Although many Advanced APMs include population-based payments that allow for providers to deliver care in ways unconstrained by typical fee-for-service visits, few model participants made significant changes in the overall quantity of in-person visits. During the pandemic, many providers pivoted quickly to virtual visits when CMS and other commercial payers waived traditional telehealth requirements. We should explore whether providers participating in APMs were more agile in moving to virtual visits and whether or not APM participants were more likely to fully integrate virtual visits into their workflow and sustain their use beyond the public health emergency.
Many healthcare organizations made staffing changes during the pandemic that included the reallocation of staff to areas of increased need (e.g., emergency departments, COVID testing sites, critical care units, COVID screening stations). Many other providers were forced to lay off staff due to lost revenue. Were APM participants less likely to lose staff? Or were they able to bring staff back to full employment sooner than providers not participating in APMs?

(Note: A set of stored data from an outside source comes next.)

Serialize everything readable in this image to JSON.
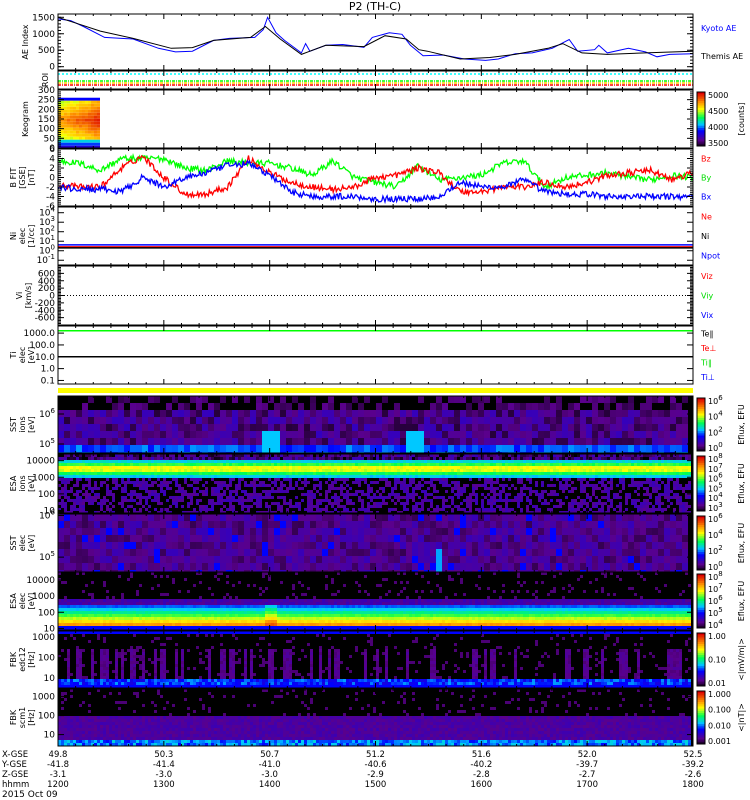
{
  "title": "P2 (TH-C)",
  "date": "2015 Oct 09",
  "ephemeris": {
    "rows": [
      {
        "label": "X-GSE",
        "values": [
          "49.8",
          "50.3",
          "50.7",
          "51.2",
          "51.6",
          "52.0",
          "52.5"
        ]
      },
      {
        "label": "Y-GSE",
        "values": [
          "-41.8",
          "-41.4",
          "-41.0",
          "-40.6",
          "-40.2",
          "-39.7",
          "-39.2"
        ]
      },
      {
        "label": "Z-GSE",
        "values": [
          "-3.1",
          "-3.0",
          "-3.0",
          "-2.9",
          "-2.8",
          "-2.7",
          "-2.6"
        ]
      },
      {
        "label": "hhmm",
        "values": [
          "1200",
          "1300",
          "1400",
          "1500",
          "1600",
          "1700",
          "1800"
        ]
      }
    ]
  },
  "chart_data": [
    {
      "id": "ae",
      "type": "line",
      "ylabel": [
        "AE Index"
      ],
      "ylim": [
        -100,
        1600
      ],
      "log": false,
      "yticks": [
        {
          "v": 1500,
          "l": "1500"
        },
        {
          "v": 1000,
          "l": "1000"
        },
        {
          "v": 500,
          "l": "500"
        },
        {
          "v": 0,
          "l": "0"
        }
      ],
      "legend": [
        {
          "text": "Kyoto AE",
          "color": "#0000ff"
        },
        {
          "text": "Themis AE",
          "color": "#000000"
        }
      ],
      "series": [
        {
          "name": "Kyoto AE",
          "color": "#0000ff",
          "points": [
            [
              12.0,
              1450
            ],
            [
              12.12,
              1400
            ],
            [
              12.24,
              1220
            ],
            [
              12.44,
              890
            ],
            [
              12.71,
              840
            ],
            [
              12.95,
              560
            ],
            [
              13.11,
              450
            ],
            [
              13.27,
              470
            ],
            [
              13.47,
              800
            ],
            [
              13.62,
              860
            ],
            [
              13.86,
              890
            ],
            [
              13.94,
              1125
            ],
            [
              13.98,
              1500
            ],
            [
              14.06,
              1030
            ],
            [
              14.14,
              800
            ],
            [
              14.3,
              420
            ],
            [
              14.34,
              700
            ],
            [
              14.38,
              470
            ],
            [
              14.53,
              650
            ],
            [
              14.69,
              675
            ],
            [
              14.89,
              590
            ],
            [
              14.97,
              890
            ],
            [
              15.13,
              1030
            ],
            [
              15.25,
              985
            ],
            [
              15.33,
              650
            ],
            [
              15.45,
              330
            ],
            [
              15.64,
              356
            ],
            [
              15.84,
              235
            ],
            [
              16.04,
              190
            ],
            [
              16.16,
              235
            ],
            [
              16.32,
              395
            ],
            [
              16.48,
              420
            ],
            [
              16.67,
              560
            ],
            [
              16.83,
              825
            ],
            [
              16.91,
              470
            ],
            [
              17.07,
              515
            ],
            [
              17.11,
              650
            ],
            [
              17.19,
              420
            ],
            [
              17.39,
              560
            ],
            [
              17.55,
              450
            ],
            [
              17.66,
              300
            ],
            [
              17.78,
              375
            ],
            [
              18.0,
              395
            ]
          ]
        },
        {
          "name": "Themis AE",
          "color": "#000000",
          "points": [
            [
              12.0,
              1500
            ],
            [
              12.2,
              1290
            ],
            [
              12.4,
              1080
            ],
            [
              12.71,
              860
            ],
            [
              13.07,
              560
            ],
            [
              13.27,
              580
            ],
            [
              13.47,
              800
            ],
            [
              13.82,
              890
            ],
            [
              13.96,
              1220
            ],
            [
              14.1,
              840
            ],
            [
              14.3,
              375
            ],
            [
              14.38,
              470
            ],
            [
              14.53,
              650
            ],
            [
              14.89,
              610
            ],
            [
              15.09,
              940
            ],
            [
              15.29,
              840
            ],
            [
              15.41,
              515
            ],
            [
              15.49,
              470
            ],
            [
              15.8,
              235
            ],
            [
              16.08,
              280
            ],
            [
              16.32,
              375
            ],
            [
              16.63,
              560
            ],
            [
              16.77,
              700
            ],
            [
              16.95,
              420
            ],
            [
              17.19,
              375
            ],
            [
              17.55,
              420
            ],
            [
              18.0,
              470
            ]
          ]
        }
      ]
    },
    {
      "id": "roi",
      "type": "line",
      "ylabel": [
        "ROI"
      ],
      "yticks": [],
      "legend": [],
      "series": [
        {
          "color": "#00ffff"
        },
        {
          "color": "#00ff00"
        },
        {
          "color": "#ffcc00"
        },
        {
          "color": "#ff0000"
        }
      ]
    },
    {
      "id": "keo",
      "type": "heatmap",
      "ylabel": [
        "Keogram"
      ],
      "ylim": [
        0,
        300
      ],
      "log": false,
      "yticks": [
        {
          "v": 300,
          "l": "300"
        },
        {
          "v": 250,
          "l": "250"
        },
        {
          "v": 200,
          "l": "200"
        },
        {
          "v": 150,
          "l": "150"
        },
        {
          "v": 100,
          "l": "100"
        },
        {
          "v": 50,
          "l": "50"
        },
        {
          "v": 0,
          "l": "0"
        }
      ],
      "coverage": {
        "t_start": 12.0,
        "t_end": 12.4,
        "y_max": 260
      },
      "colorbar": {
        "labels": [
          "5000",
          "4500",
          "4000",
          "3500"
        ],
        "title": "[counts]"
      },
      "legend": []
    },
    {
      "id": "b",
      "type": "line",
      "ylabel": [
        "B FIT",
        "[GSE]",
        "[nT]"
      ],
      "ylim": [
        -6,
        6
      ],
      "log": false,
      "yticks": [
        {
          "v": 6,
          "l": "6"
        },
        {
          "v": 4,
          "l": "4"
        },
        {
          "v": 2,
          "l": "2"
        },
        {
          "v": 0,
          "l": "0"
        },
        {
          "v": -2,
          "l": "-2"
        },
        {
          "v": -4,
          "l": "-4"
        },
        {
          "v": -6,
          "l": "-6"
        }
      ],
      "legend": [
        {
          "text": "Bz",
          "color": "#ff0000"
        },
        {
          "text": "By",
          "color": "#00dd00"
        },
        {
          "text": "Bx",
          "color": "#0000ff"
        }
      ],
      "t0": 12.0,
      "dt": 0.2,
      "series": [
        {
          "name": "By",
          "color": "#00ff00",
          "values": [
            3.5,
            3,
            1.5,
            4,
            4,
            4,
            2,
            1.5,
            3.5,
            3,
            3,
            2,
            0.5,
            3.5,
            0,
            -1,
            -2,
            2.5,
            -0.5,
            0,
            0.5,
            3,
            3.5,
            -2,
            0,
            0.5,
            1,
            0,
            -0.5,
            0.5,
            0
          ]
        },
        {
          "name": "Bz",
          "color": "#ff0000",
          "values": [
            -1.5,
            -2,
            -2,
            2,
            4.5,
            0,
            -3.5,
            -3.5,
            -2,
            4,
            1,
            -1,
            -2,
            -2.5,
            -2,
            0,
            0.5,
            2,
            1,
            -3,
            -3,
            -2,
            -2,
            -1,
            -2,
            -1,
            0.5,
            1,
            1.5,
            -0.5,
            1
          ]
        },
        {
          "name": "Bx",
          "color": "#0000ff",
          "values": [
            -2,
            -2.5,
            -2.5,
            -3,
            0,
            -2,
            0,
            1,
            2.5,
            3,
            0.5,
            -3,
            -4,
            -4,
            -4,
            -4.5,
            -4.5,
            -4.5,
            -4,
            -1,
            -2,
            -2,
            -0.5,
            -3,
            -3.5,
            -3.5,
            -4,
            -4,
            -4,
            -4,
            -4
          ]
        }
      ]
    },
    {
      "id": "ni",
      "type": "line",
      "ylabel": [
        "Ni",
        "elec",
        "[1/cc]"
      ],
      "ylim": [
        -1.5,
        4.6
      ],
      "log": true,
      "yticks": [
        {
          "v": 4,
          "l": "10^4"
        },
        {
          "v": 3,
          "l": "10^3"
        },
        {
          "v": 2,
          "l": "10^2"
        },
        {
          "v": 1,
          "l": "10^1"
        },
        {
          "v": 0,
          "l": "10^0"
        },
        {
          "v": -1,
          "l": "10^-1"
        }
      ],
      "legend": [
        {
          "text": "Ne",
          "color": "#ff0000"
        },
        {
          "text": "Ni",
          "color": "#000000"
        },
        {
          "text": "Npot",
          "color": "#0000ff"
        }
      ],
      "series": [
        {
          "name": "Npot",
          "color": "#0000ff",
          "log_value": 0.62
        },
        {
          "name": "Ne",
          "color": "#ff0000",
          "log_value": 0.4
        },
        {
          "name": "Ni",
          "color": "#000000",
          "log_value": 0.3
        }
      ]
    },
    {
      "id": "vi",
      "type": "line",
      "ylabel": [
        "Vi",
        "[km/s]"
      ],
      "ylim": [
        -800,
        800
      ],
      "log": false,
      "yticks": [
        {
          "v": 600,
          "l": "600"
        },
        {
          "v": 400,
          "l": "400"
        },
        {
          "v": 200,
          "l": "200"
        },
        {
          "v": 0,
          "l": "0"
        },
        {
          "v": -200,
          "l": "-200"
        },
        {
          "v": -400,
          "l": "-400"
        },
        {
          "v": -600,
          "l": "-600"
        }
      ],
      "legend": [
        {
          "text": "Viz",
          "color": "#ff0000"
        },
        {
          "text": "Viy",
          "color": "#00dd00"
        },
        {
          "text": "Vix",
          "color": "#0000ff"
        }
      ],
      "series": []
    },
    {
      "id": "ti",
      "type": "line",
      "ylabel": [
        "Ti",
        "elec",
        "[eV]"
      ],
      "ylim": [
        -1.3,
        3.6
      ],
      "log": true,
      "yticks": [
        {
          "v": 3,
          "l": "1000.0"
        },
        {
          "v": 2,
          "l": "100.0"
        },
        {
          "v": 1,
          "l": "10.0"
        },
        {
          "v": 0,
          "l": "1.0"
        },
        {
          "v": -1,
          "l": "0.1"
        }
      ],
      "legend": [
        {
          "text": "Te∥",
          "color": "#000000"
        },
        {
          "text": "Te⊥",
          "color": "#ff0000"
        },
        {
          "text": "Ti∥",
          "color": "#00dd00"
        },
        {
          "text": "Ti⊥",
          "color": "#0000ff"
        }
      ],
      "series": [
        {
          "name": "Ti∥",
          "color": "#00ff00",
          "log_value": 3.2
        },
        {
          "name": "Te∥",
          "color": "#000000",
          "log_value": 1.0
        }
      ]
    },
    {
      "id": "sst1",
      "type": "heatmap",
      "ylabel": [
        "SST",
        "ions",
        "[eV]"
      ],
      "ylim": [
        4.7,
        6.6
      ],
      "log": true,
      "yticks": [
        {
          "v": 6,
          "l": "10^6"
        },
        {
          "v": 5,
          "l": "10^5"
        }
      ],
      "colorbar": {
        "labels": [
          "10^6",
          "10^4",
          "10^2",
          "10^0"
        ],
        "title": "Eflux, EFU"
      },
      "legend": []
    },
    {
      "id": "esa1",
      "type": "heatmap",
      "ylabel": [
        "ESA",
        "ions",
        "[eV]"
      ],
      "ylim": [
        0.85,
        4.4
      ],
      "log": true,
      "yticks": [
        {
          "v": 4,
          "l": "10000"
        },
        {
          "v": 3,
          "l": "1000"
        },
        {
          "v": 2,
          "l": "100"
        },
        {
          "v": 1,
          "l": "10"
        }
      ],
      "colorbar": {
        "labels": [
          "10^8",
          "10^7",
          "10^6",
          "10^5",
          "10^4",
          "10^3"
        ],
        "title": "Eflux, EFU"
      },
      "legend": []
    },
    {
      "id": "sst2",
      "type": "heatmap",
      "ylabel": [
        "SST",
        "elec",
        "[eV]"
      ],
      "ylim": [
        4.5,
        6.45
      ],
      "log": true,
      "yticks": [
        {
          "v": 6.4,
          "l": "10^6"
        },
        {
          "v": 5,
          "l": "10^5"
        }
      ],
      "colorbar": {
        "labels": [
          "10^6",
          "10^4",
          "10^2",
          "10^0"
        ],
        "title": "Eflux, EFU"
      },
      "legend": []
    },
    {
      "id": "esa2",
      "type": "heatmap",
      "ylabel": [
        "ESA",
        "elec",
        "[eV]"
      ],
      "ylim": [
        0.9,
        4.5
      ],
      "log": true,
      "yticks": [
        {
          "v": 4,
          "l": "10000"
        },
        {
          "v": 3,
          "l": "1000"
        },
        {
          "v": 2,
          "l": "100"
        },
        {
          "v": 1,
          "l": "10"
        }
      ],
      "colorbar": {
        "labels": [
          "10^8",
          "10^7",
          "10^6",
          "10^5",
          "10^4"
        ],
        "title": "Eflux, EFU"
      },
      "legend": []
    },
    {
      "id": "fbk1",
      "type": "heatmap",
      "ylabel": [
        "FBK",
        "edc12",
        "[Hz]"
      ],
      "ylim": [
        0.5,
        3.3
      ],
      "log": true,
      "yticks": [
        {
          "v": 3,
          "l": "1000"
        },
        {
          "v": 2,
          "l": "100"
        },
        {
          "v": 1,
          "l": "10"
        }
      ],
      "colorbar": {
        "labels": [
          "1.00",
          "0.10",
          "0.01"
        ],
        "title": "<|mV/m|>"
      },
      "legend": []
    },
    {
      "id": "fbk2",
      "type": "heatmap",
      "ylabel": [
        "FBK",
        "scm1",
        "[Hz]"
      ],
      "ylim": [
        0.4,
        3.4
      ],
      "log": true,
      "yticks": [
        {
          "v": 3,
          "l": "1000"
        },
        {
          "v": 2,
          "l": "100"
        },
        {
          "v": 1,
          "l": "10"
        }
      ],
      "colorbar": {
        "labels": [
          "1.000",
          "0.100",
          "0.010",
          "0.001"
        ],
        "title": "<|nT|>"
      },
      "legend": []
    }
  ]
}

Many practices participating in APMs reported adding new services to meet patient needs. Examples included outreach to high-risk patients to identify the impact of COVID on health and social risk factors (e.g., food insecurity), provision of mobile devices (iPads, tablets) for remote monitoring and/or virtual care, and curbside care. Did APM participants maintain greater patient access and engagement during the pandemic than non-APM providers? Did patients of APM participants report improved care experiences during the pandemic relative to patients not enrolled in APM participating practices?
The pandemic amplified health and healthcare disparities, including racial and ethnic, income, and geographic disparities. Although these disparities are not typically measured in CMS APM evaluations, it is now more important than ever to measure disparities and understand the causes. Do beneficiaries that are seen by providers participating in APMs receive more equitable care than non-APM providers? Do patients who are racial or ethnic minorities have better health outcomes when seen by providers participating in APMs?
The COVID-19 crisis has further exacerbated feelings of stress and burnout among the nation’s healthcare professionals. In particular, an increasing number of independent practitioners have decided to retire early or sell their practice as a result of increased stress and dissatisfaction with the profession. Did providers in APMs report less stress or more resilience than non-APM providers? Did independent providers in APMs maintain financial solvency in greater numbers than non-APM practices?
The COVID-19 pandemic further stressed an already stressed healthcare system. The U.S. has made incremental progress toward using value-based payments as a mechanism to advance quality and lower the cost of care, but most advanced APMs have yet to attain those goals. To improve cost and quality of care the nation will need to address a great many complexly interrelated factors. High among them is the design and testing of new payment structures built on a strong foundation of providers who will not only adapt to new healthcare environments but thrive in ways that continue to meet and even anticipate patient needs. The pandemic presents a unique opportunity to identify and advance the elements of APMs that foster more resiliency and innovation. It’s an opportunity that the nation must seize to realize a vision of an equitable, cost-effective, high-quality healthcare system.